A SpaceX realizou nesta semana a maior oferta pública de ações já vista no mercado financeiro, transformando o CEO Elon Musk no primeiro trilionário do mundo. Apesar de carregar o nome de empresa espacial em sua razão social, a SpaceX tem destacado o potencial de sua divisão de inteligência artificial, o que sinaliza uma mudança estratégica significativa.
Essa movimentação abre caminho para que outras gigantes do setor de IA, como OpenAI e Anthropic, sigam o mesmo caminho e realizem seus próprios debuts no mercado acionário. O cenário foi discutido no episódio mais recente do podcast Equity, do TechCrunch, com a participação das jornalistas Kirsten Korosec e Sean O'Kane.
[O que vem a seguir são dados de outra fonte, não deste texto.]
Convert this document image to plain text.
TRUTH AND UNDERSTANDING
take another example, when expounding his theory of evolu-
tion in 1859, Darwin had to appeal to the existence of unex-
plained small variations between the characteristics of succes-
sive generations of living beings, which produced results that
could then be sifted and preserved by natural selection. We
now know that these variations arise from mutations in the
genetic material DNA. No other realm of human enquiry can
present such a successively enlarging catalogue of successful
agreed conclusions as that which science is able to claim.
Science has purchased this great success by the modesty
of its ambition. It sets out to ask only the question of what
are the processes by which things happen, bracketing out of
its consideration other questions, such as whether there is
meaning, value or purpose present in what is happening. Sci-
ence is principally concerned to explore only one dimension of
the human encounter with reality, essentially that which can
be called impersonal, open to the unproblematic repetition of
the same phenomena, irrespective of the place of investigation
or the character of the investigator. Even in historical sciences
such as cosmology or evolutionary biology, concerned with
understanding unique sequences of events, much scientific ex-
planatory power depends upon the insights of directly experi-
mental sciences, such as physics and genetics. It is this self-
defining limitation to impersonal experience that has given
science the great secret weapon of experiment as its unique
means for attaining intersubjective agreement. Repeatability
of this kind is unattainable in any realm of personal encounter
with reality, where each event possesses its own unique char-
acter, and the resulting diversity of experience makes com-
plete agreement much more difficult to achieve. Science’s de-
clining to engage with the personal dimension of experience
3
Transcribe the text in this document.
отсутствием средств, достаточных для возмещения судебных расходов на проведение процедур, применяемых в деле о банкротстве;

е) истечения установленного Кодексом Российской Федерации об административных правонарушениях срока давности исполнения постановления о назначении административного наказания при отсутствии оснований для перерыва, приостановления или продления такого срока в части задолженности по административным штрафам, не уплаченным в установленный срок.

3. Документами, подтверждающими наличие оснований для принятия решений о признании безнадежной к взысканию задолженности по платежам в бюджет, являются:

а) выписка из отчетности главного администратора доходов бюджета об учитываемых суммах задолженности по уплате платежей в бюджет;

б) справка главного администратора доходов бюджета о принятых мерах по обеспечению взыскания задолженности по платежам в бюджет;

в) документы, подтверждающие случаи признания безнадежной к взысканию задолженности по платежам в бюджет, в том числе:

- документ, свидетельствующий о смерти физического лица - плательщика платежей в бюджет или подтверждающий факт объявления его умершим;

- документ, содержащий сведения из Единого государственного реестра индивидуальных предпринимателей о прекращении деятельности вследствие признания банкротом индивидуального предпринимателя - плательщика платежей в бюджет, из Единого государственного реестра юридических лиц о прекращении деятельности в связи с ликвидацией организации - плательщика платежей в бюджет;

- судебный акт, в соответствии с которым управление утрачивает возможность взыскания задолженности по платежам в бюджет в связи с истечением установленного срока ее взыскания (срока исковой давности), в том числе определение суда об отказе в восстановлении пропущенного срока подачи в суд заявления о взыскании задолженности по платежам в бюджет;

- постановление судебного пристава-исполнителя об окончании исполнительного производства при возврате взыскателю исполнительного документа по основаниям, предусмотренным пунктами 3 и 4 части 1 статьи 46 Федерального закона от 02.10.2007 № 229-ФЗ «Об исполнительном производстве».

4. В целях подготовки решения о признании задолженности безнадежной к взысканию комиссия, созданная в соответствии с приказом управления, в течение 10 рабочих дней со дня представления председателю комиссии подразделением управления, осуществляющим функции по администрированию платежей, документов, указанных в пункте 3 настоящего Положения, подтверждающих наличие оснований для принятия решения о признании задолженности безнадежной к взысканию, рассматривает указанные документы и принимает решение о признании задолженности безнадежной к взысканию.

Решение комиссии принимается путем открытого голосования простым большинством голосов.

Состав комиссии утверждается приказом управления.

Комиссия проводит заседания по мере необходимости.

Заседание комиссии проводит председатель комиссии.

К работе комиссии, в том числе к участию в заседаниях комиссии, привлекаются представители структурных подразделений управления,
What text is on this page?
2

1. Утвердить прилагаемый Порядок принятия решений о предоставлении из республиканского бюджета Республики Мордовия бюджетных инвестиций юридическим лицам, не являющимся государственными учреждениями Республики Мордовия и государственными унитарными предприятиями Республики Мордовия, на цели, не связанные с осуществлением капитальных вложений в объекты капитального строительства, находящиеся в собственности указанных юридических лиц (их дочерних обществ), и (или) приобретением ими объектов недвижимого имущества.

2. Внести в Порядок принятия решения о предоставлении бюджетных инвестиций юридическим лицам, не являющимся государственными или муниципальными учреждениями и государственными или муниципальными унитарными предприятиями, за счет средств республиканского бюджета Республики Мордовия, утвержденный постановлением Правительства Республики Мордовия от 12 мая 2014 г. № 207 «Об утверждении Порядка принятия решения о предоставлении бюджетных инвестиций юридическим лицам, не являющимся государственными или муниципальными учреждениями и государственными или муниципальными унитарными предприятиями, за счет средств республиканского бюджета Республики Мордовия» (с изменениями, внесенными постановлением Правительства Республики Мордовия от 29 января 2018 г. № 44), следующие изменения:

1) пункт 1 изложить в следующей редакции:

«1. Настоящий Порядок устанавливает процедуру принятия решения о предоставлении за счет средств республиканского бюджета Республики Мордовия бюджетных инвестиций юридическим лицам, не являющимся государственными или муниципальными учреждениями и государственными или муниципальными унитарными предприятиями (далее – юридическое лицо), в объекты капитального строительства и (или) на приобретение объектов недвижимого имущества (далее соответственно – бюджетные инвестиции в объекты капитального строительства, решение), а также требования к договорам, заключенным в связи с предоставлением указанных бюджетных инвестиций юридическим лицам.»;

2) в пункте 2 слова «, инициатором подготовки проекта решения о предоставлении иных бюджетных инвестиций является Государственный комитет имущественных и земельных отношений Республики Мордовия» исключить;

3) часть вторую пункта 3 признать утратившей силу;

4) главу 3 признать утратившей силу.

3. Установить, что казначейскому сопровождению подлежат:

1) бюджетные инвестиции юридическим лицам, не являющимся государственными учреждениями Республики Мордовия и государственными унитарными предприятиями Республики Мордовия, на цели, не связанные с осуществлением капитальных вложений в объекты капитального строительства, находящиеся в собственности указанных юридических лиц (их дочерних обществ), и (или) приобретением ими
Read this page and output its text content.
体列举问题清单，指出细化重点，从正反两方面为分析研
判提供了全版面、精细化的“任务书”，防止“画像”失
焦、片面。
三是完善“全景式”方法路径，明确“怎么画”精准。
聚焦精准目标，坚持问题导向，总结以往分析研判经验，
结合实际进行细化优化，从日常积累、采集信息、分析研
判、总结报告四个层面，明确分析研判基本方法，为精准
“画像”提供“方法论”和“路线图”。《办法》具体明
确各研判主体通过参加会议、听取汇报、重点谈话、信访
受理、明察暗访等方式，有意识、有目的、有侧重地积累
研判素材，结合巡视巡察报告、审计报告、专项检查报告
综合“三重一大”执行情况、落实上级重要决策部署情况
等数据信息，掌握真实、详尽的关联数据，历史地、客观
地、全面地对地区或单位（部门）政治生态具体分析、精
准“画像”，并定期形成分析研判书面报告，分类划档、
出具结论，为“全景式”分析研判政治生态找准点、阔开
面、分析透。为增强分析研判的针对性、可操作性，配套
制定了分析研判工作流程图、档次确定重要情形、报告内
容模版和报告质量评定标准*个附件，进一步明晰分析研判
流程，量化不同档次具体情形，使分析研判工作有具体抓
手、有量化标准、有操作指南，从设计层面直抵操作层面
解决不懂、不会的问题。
"Temos a SpaceX não apenas absorvendo uma parcela enorme do dinheiro disponível nos mercados públicos, mas também testando os limites do que uma empresa de capital aberto pode ser e o quanto pode ser controlada por uma única pessoa", observou Sean O'Kane durante a conversa.
Kirsten Korosec chamou atenção para o fenômeno de outras startups tentando aproveitar o momento do IPO da SpaceX. "Há um efeito cascata acontecendo no mercado que acho ainda mais interessante do que a manchete sobre Elon se tornar trilionário", afirmou.
A transformação não se limita às empresas de tecnologia. Fabricantes tradicionais como Ford e General Motors estão redirecionando sua capacidade de produção de baterias para fornecer energia a data centers, movimentando bilhões emWall Street. Quando a Ford anunciou seu negócio de armazenamento de energia, suas ações dispararam.
O mercado também presencia uma mudança na composição dos gigantes tecnológicos. O tradicional acrônimo FAANG, que reunia Facebook (Meta), Amazon, Apple, Netflix e Google (Alphabet), está dando lugar ao MANGOS, agora formado por Meta, Anthropic, NVIDIA, Google, OpenAI e SpaceX. A entrada de laboratórios de IA nesse grupo representa uma alteração significativa no perfil das empresas que dominam o mercado acionário.